Public transport is very cheap here also, $2.25 gets you anywhere in the city. The different zones you get in London do not apply here and you can travel all the way from The Bronx to Long Island for the same $2.25 ticket (and get a free transfer).
Drinks are more expensive here, but you really only need one or two on a night out as the measures are usually triples!
Q: What are the locals like; do you mix mainly with other expats?
A: My first night in the city I went to an expat meeting, but have never been again since. I get too homesick when I am constantly with other Brits. While living in a foreign country, I like to embrace all the different cultures the city has to offer. I find if I just hang out with Brits, I don't explore and embrace the city as much; we always end up talking about what we miss most from the UK.
Q: Was it easy meeting people and making friends?

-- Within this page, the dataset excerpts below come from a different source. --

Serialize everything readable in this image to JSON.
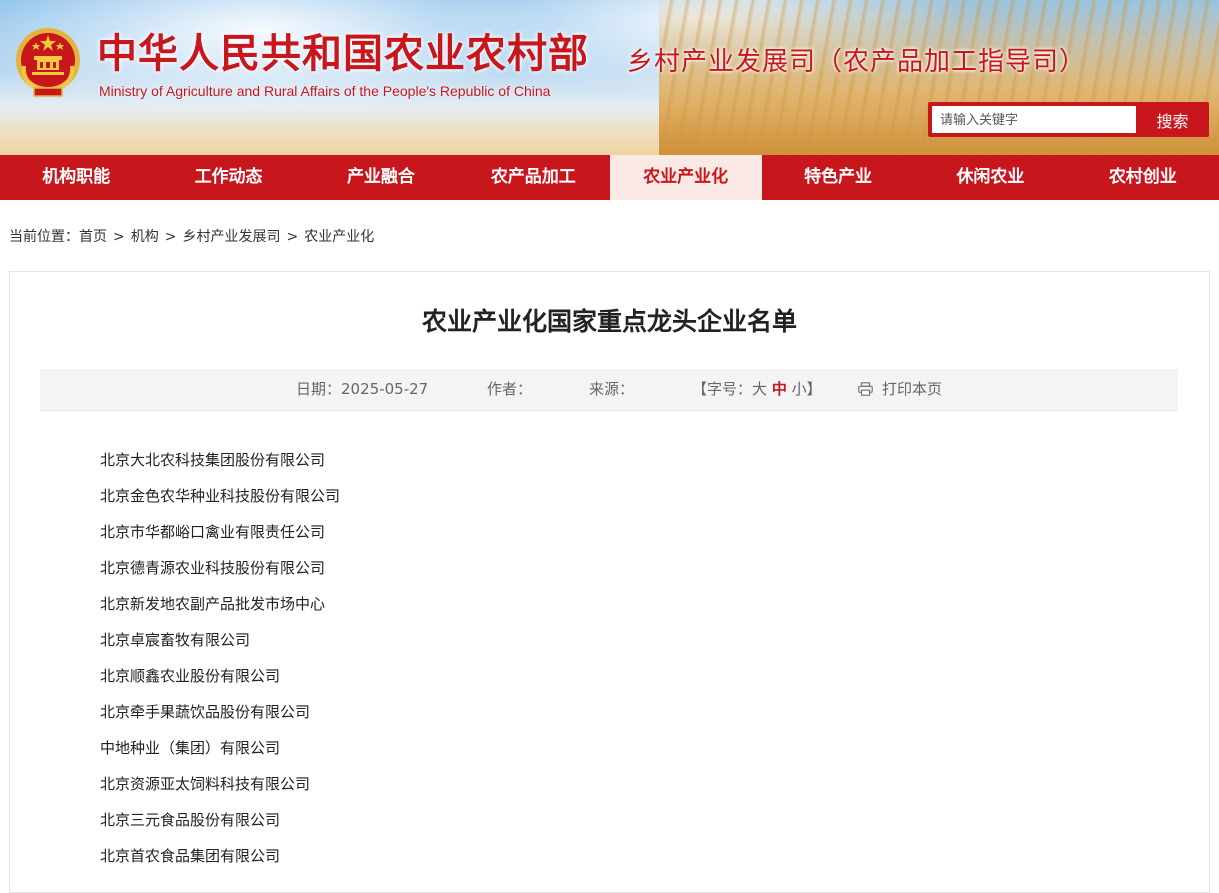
{
  "header": {
    "site_title": "中华人民共和国农业农村部",
    "site_subtitle": "Ministry of Agriculture and Rural Affairs of the People's Republic of China",
    "dept_title": "乡村产业发展司（农产品加工指导司）",
    "search": {
      "placeholder": "请输入关键字",
      "button_label": "搜索"
    }
  },
  "nav": {
    "items": [
      {
        "label": "机构职能"
      },
      {
        "label": "工作动态"
      },
      {
        "label": "产业融合"
      },
      {
        "label": "农产品加工"
      },
      {
        "label": "农业产业化"
      },
      {
        "label": "特色产业"
      },
      {
        "label": "休闲农业"
      },
      {
        "label": "农村创业"
      }
    ],
    "active_index": 4
  },
  "breadcrumb": {
    "prefix": "当前位置：",
    "items": [
      "首页",
      "机构",
      "乡村产业发展司",
      "农业产业化"
    ],
    "separator": ">"
  },
  "article": {
    "title": "农业产业化国家重点龙头企业名单",
    "meta": {
      "date_label": "日期：",
      "date": "2025-05-27",
      "author_label": "作者：",
      "source_label": "来源：",
      "fontsize_open": "【字号：",
      "fontsize_large": "大",
      "fontsize_medium": "中",
      "fontsize_small": "小",
      "fontsize_close": "】",
      "print_label": "打印本页"
    },
    "companies": [
      "北京大北农科技集团股份有限公司",
      "北京金色农华种业科技股份有限公司",
      "北京市华都峪口禽业有限责任公司",
      "北京德青源农业科技股份有限公司",
      "北京新发地农副产品批发市场中心",
      "北京卓宸畜牧有限公司",
      "北京顺鑫农业股份有限公司",
      "北京牵手果蔬饮品股份有限公司",
      "中地种业（集团）有限公司",
      "北京资源亚太饲料科技有限公司",
      "北京三元食品股份有限公司",
      "北京首农食品集团有限公司"
    ]
  },
  "colors": {
    "brand_red": "#c8161d",
    "nav_active_bg": "#fbe9e6"
  }
}
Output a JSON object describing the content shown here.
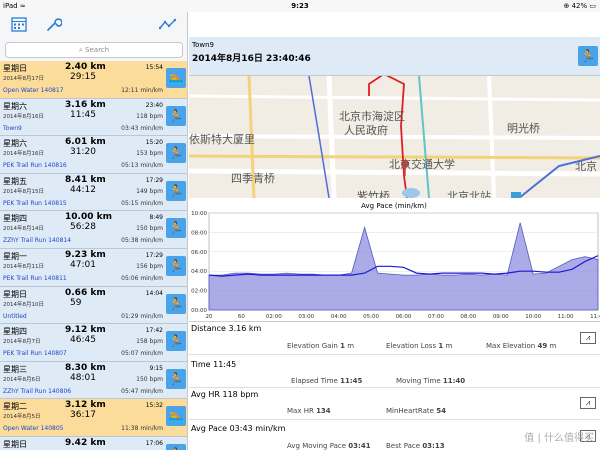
{
  "status": {
    "carrier": "iPad ≈",
    "time": "9:23",
    "battery": "⊕ 42% ▭"
  },
  "search": {
    "placeholder": "Search"
  },
  "activities": [
    {
      "day": "星期日",
      "dist": "2.40 km",
      "time": "15:54",
      "date": "2014年8月17日",
      "dur": "29:15",
      "bpm": "",
      "name": "Open Water 140817",
      "pace": "12:11 min/km",
      "hl": true,
      "type": "swim"
    },
    {
      "day": "星期六",
      "dist": "3.16 km",
      "time": "23:40",
      "date": "2014年8月16日",
      "dur": "11:45",
      "bpm": "118 bpm",
      "name": "Town9",
      "pace": "03:43 min/km",
      "hl": false,
      "type": "run"
    },
    {
      "day": "星期六",
      "dist": "6.01 km",
      "time": "15:20",
      "date": "2014年8月16日",
      "dur": "31:20",
      "bpm": "153 bpm",
      "name": "PEK Trail Run 140816",
      "pace": "05:13 min/km",
      "hl": false,
      "type": "run"
    },
    {
      "day": "星期五",
      "dist": "8.41 km",
      "time": "17:29",
      "date": "2014年8月15日",
      "dur": "44:12",
      "bpm": "149 bpm",
      "name": "PEK Trail Run 140815",
      "pace": "05:15 min/km",
      "hl": false,
      "type": "run"
    },
    {
      "day": "星期四",
      "dist": "10.00 km",
      "time": "8:49",
      "date": "2014年8月14日",
      "dur": "56:28",
      "bpm": "150 bpm",
      "name": "ZZhY Trail Run 140814",
      "pace": "05:38 min/km",
      "hl": false,
      "type": "run"
    },
    {
      "day": "星期一",
      "dist": "9.23 km",
      "time": "17:29",
      "date": "2014年8月11日",
      "dur": "47:01",
      "bpm": "156 bpm",
      "name": "PEK Trail Run 140811",
      "pace": "05:06 min/km",
      "hl": false,
      "type": "run"
    },
    {
      "day": "星期日",
      "dist": "0.66 km",
      "time": "14:04",
      "date": "2014年8月10日",
      "dur": "59",
      "bpm": "",
      "name": "Untitled",
      "pace": "01:29 min/km",
      "hl": false,
      "type": "run"
    },
    {
      "day": "星期四",
      "dist": "9.12 km",
      "time": "17:42",
      "date": "2014年8月7日",
      "dur": "46:45",
      "bpm": "158 bpm",
      "name": "PEK Trail Run 140807",
      "pace": "05:07 min/km",
      "hl": false,
      "type": "run"
    },
    {
      "day": "星期三",
      "dist": "8.30 km",
      "time": "9:15",
      "date": "2014年8月6日",
      "dur": "48:01",
      "bpm": "150 bpm",
      "name": "ZZhY Trail Run 140806",
      "pace": "05:47 min/km",
      "hl": false,
      "type": "run"
    },
    {
      "day": "星期二",
      "dist": "3.12 km",
      "time": "15:32",
      "date": "2014年8月5日",
      "dur": "36:17",
      "bpm": "",
      "name": "Open Water 140805",
      "pace": "11:38 min/km",
      "hl": true,
      "type": "swim"
    },
    {
      "day": "星期日",
      "dist": "9.42 km",
      "time": "17:06",
      "date": "",
      "dur": "",
      "bpm": "",
      "name": "",
      "pace": "",
      "hl": false,
      "type": "run"
    }
  ],
  "header": {
    "title": "Town9",
    "datetime": "2014年8月16日 23:40:46"
  },
  "map": {
    "labels": [
      "北京市海淀区",
      "人民政府",
      "北京交通大学",
      "明光桥",
      "北京北站",
      "紫竹桥",
      "四季青桥",
      "依斯特大厦里",
      "北京"
    ]
  },
  "chart_data": {
    "type": "area",
    "title": "Avg Pace (min/km)",
    "ylim": [
      0,
      10
    ],
    "y_ticks": [
      "00:00",
      "02:00",
      "04:00",
      "06:00",
      "08:00",
      "10:00"
    ],
    "x_ticks": [
      "20",
      "60",
      "02:00",
      "03:00",
      "04:00",
      "05:00",
      "06:00",
      "07:00",
      "08:00",
      "09:00",
      "10:00",
      "11:00",
      "11:46"
    ],
    "series": [
      {
        "name": "",
        "values": [
          3.6,
          3.6,
          3.8,
          3.8,
          3.7,
          3.7,
          3.8,
          3.7,
          3.7,
          3.6,
          3.6,
          3.8,
          8.5,
          3.8,
          3.7,
          3.6,
          3.6,
          3.7,
          3.6,
          3.6,
          3.7,
          3.6,
          3.7,
          3.6,
          9.0,
          3.7,
          3.8,
          4.5,
          5.2,
          5.5,
          5.2
        ]
      },
      {
        "name": "",
        "values": [
          3.6,
          3.5,
          3.6,
          3.7,
          3.6,
          3.6,
          3.6,
          3.6,
          3.6,
          3.6,
          3.6,
          3.6,
          3.8,
          4.5,
          4.5,
          4.4,
          3.8,
          3.7,
          3.8,
          3.8,
          3.8,
          3.8,
          3.7,
          3.8,
          4.0,
          4.0,
          3.9,
          3.9,
          4.2,
          5.0,
          5.6
        ]
      }
    ]
  },
  "stats": {
    "distance": {
      "label": "Distance",
      "value": "3.16",
      "unit": "km",
      "sub": [
        [
          "Elevation Gain",
          "1",
          "m"
        ],
        [
          "Elevation Loss",
          "1",
          "m"
        ],
        [
          "Max Elevation",
          "49",
          "m"
        ]
      ]
    },
    "time": {
      "label": "Time",
      "value": "11:45",
      "sub": [
        [
          "Elapsed Time",
          "11:45",
          ""
        ],
        [
          "Moving Time",
          "11:40",
          ""
        ]
      ]
    },
    "hr": {
      "label": "Avg HR",
      "value": "118",
      "unit": "bpm",
      "sub": [
        [
          "Max HR",
          "134",
          ""
        ],
        [
          "MinHeartRate",
          "54",
          ""
        ]
      ]
    },
    "pace": {
      "label": "Avg Pace",
      "value": "03:43",
      "unit": "min/km",
      "sub": [
        [
          "Avg Moving Pace",
          "03:41",
          ""
        ],
        [
          "Best Pace",
          "03:13",
          ""
        ]
      ]
    }
  },
  "watermark": "值 | 什么值得买"
}
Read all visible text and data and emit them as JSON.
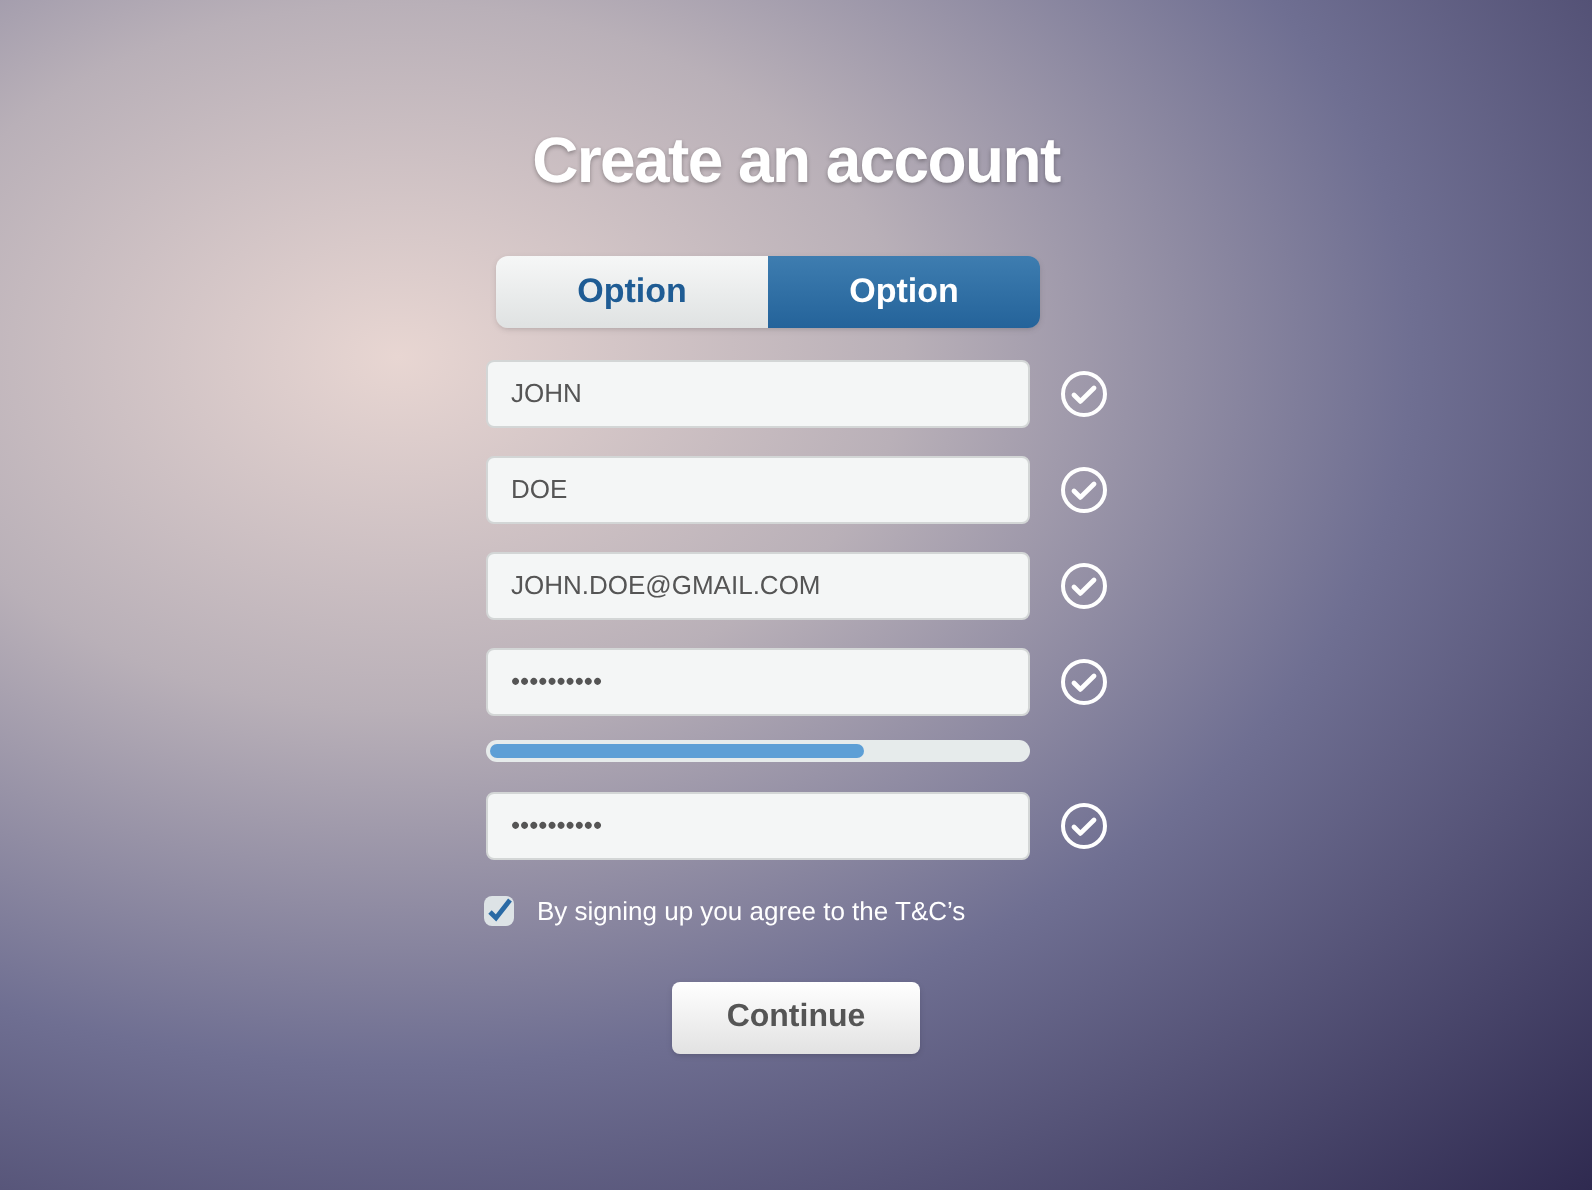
{
  "title": "Create an account",
  "toggle": [
    {
      "label": "Option",
      "selected": false
    },
    {
      "label": "Option",
      "selected": true
    }
  ],
  "rows": [
    {
      "kind": "field",
      "value": "JOHN",
      "valid": true
    },
    {
      "kind": "field",
      "value": "DOE",
      "valid": true
    },
    {
      "kind": "field",
      "value": "JOHN.DOE@GMAIL.COM",
      "valid": true
    },
    {
      "kind": "field",
      "value": "••••••••••",
      "valid": true
    },
    {
      "kind": "meter",
      "level": 0.7
    },
    {
      "kind": "field",
      "value": "••••••••••",
      "valid": true
    }
  ],
  "terms": {
    "label": "By signing up you agree to the T&C’s",
    "checked": true
  },
  "button": "Continue"
}
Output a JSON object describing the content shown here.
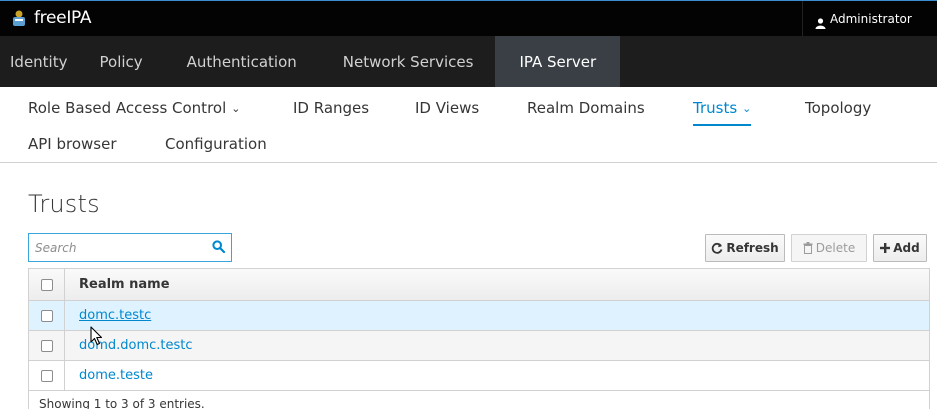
{
  "app": {
    "brand": "freeIPA",
    "user": "Administrator"
  },
  "primary_nav": [
    {
      "label": "Identity",
      "active": false
    },
    {
      "label": "Policy",
      "active": false
    },
    {
      "label": "Authentication",
      "active": false
    },
    {
      "label": "Network Services",
      "active": false
    },
    {
      "label": "IPA Server",
      "active": true
    }
  ],
  "secondary_nav": [
    {
      "label": "Role Based Access Control",
      "dropdown": true,
      "active": false
    },
    {
      "label": "ID Ranges",
      "dropdown": false,
      "active": false
    },
    {
      "label": "ID Views",
      "dropdown": false,
      "active": false
    },
    {
      "label": "Realm Domains",
      "dropdown": false,
      "active": false
    },
    {
      "label": "Trusts",
      "dropdown": true,
      "active": true
    },
    {
      "label": "Topology",
      "dropdown": false,
      "active": false
    },
    {
      "label": "API browser",
      "dropdown": false,
      "active": false
    },
    {
      "label": "Configuration",
      "dropdown": false,
      "active": false
    }
  ],
  "page": {
    "title": "Trusts"
  },
  "search": {
    "placeholder": "Search",
    "value": ""
  },
  "actions": {
    "refresh": "Refresh",
    "delete": "Delete",
    "add": "Add"
  },
  "table": {
    "columns": [
      "Realm name"
    ],
    "rows": [
      {
        "realm": "domc.testc",
        "selected": true
      },
      {
        "realm": "domd.domc.testc",
        "selected": false
      },
      {
        "realm": "dome.teste",
        "selected": false
      }
    ],
    "footer": "Showing 1 to 3 of 3 entries."
  },
  "colors": {
    "accent": "#0088ce",
    "topbar": "#030303",
    "nav": "#1d1d1d",
    "nav_active": "#393f44",
    "row_selected": "#def3ff"
  }
}
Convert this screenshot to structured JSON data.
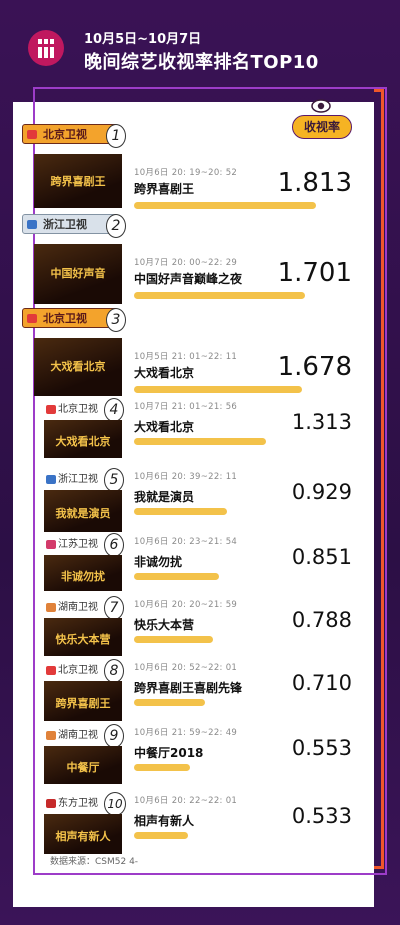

What advice can you give other expats on connecting with people in New York City?
A: I was very conscious of the stories people tell about NYC being pretty alienating so I made a huge effort to get out there and meet as many people as I could. I joined clubs, classes and societies that interest me and made a pact with myself to “never say no” to any offers to go out and meet new people.
Lifestyle in New York City
Q: Describe your typical weekend in your city? What are basic highlights?
A: I am usually rehearsing or doing theatre work (I am a bit of a workaholic) but on down time, I like exploring new places in the city. I have a list of places I wanted to go and things I wanted to do that I wrote before I came here. I add to it almost daily. I try and tick at least one off a week.
I love the theatre and Indie film scene here and try and surround myself with creative and inspiring people.
Travel is so cheap here and most galleries and museums are cheap or have free days so you can see a lot for little money.
Q: What is the nightlife in New York City like? What do expats do in the evenings?
A: There are so many great things to do here and the Brit scene is getting bigger and bigger. I subscribe to a few meetup groups so I can watch British shows like Dr. Who, etc., with people who understand the sense of humour. There are also some great British shops and restaurants here where you can always find some fellow expats to talk to.
Q: Are there any clubs, groups or societies that make it easier to meet people? How can start to socialize in your city?
A: There are loads of British groups here. As I said, I went to one the first night I arrived and met loads of people. There are online magazines and websites where you can meet fellow Brits and find out about Brit events.
Culture in New York City
Q: Do you speak the local language? Is it difficult to get by if you don't?
A: I try and speak American. Being an actress, I like to practise my American accent whenever I can; but mostly I just stick to my native accent.
Q: Did you find any customs or examples of etiquette strange when your first arrived? Can you describe them?
A: The “have a nice day” culture I found very amusing when I first arrived but now I catch myself saying it sometimes.
Q: What was the hardest part about adapting to your new city? Why?
A: Bringing my pets over has been a huge ordeal as well as working out the money - after two years I still need to confirm that the 10 cents is smaller than the five cents.
Q: Is there any other advice you like to offer new expat arrivals?
A: Jump right in. Make friends with your neighbours. Expect a lot of questions about Royalty, fish and chips, etc., and embrace our British culture. Even though we are the aliens in the country, we still contribute in a positive way and we carry our heritage with us.
Also, if moving to America, make sure you know the different between chips (potato chips) and fries. Also, Lemonade is something very different here so orange juice and lemonade is not quite as good as you remember!
Lifesaver mints are nowhere near as good as polos.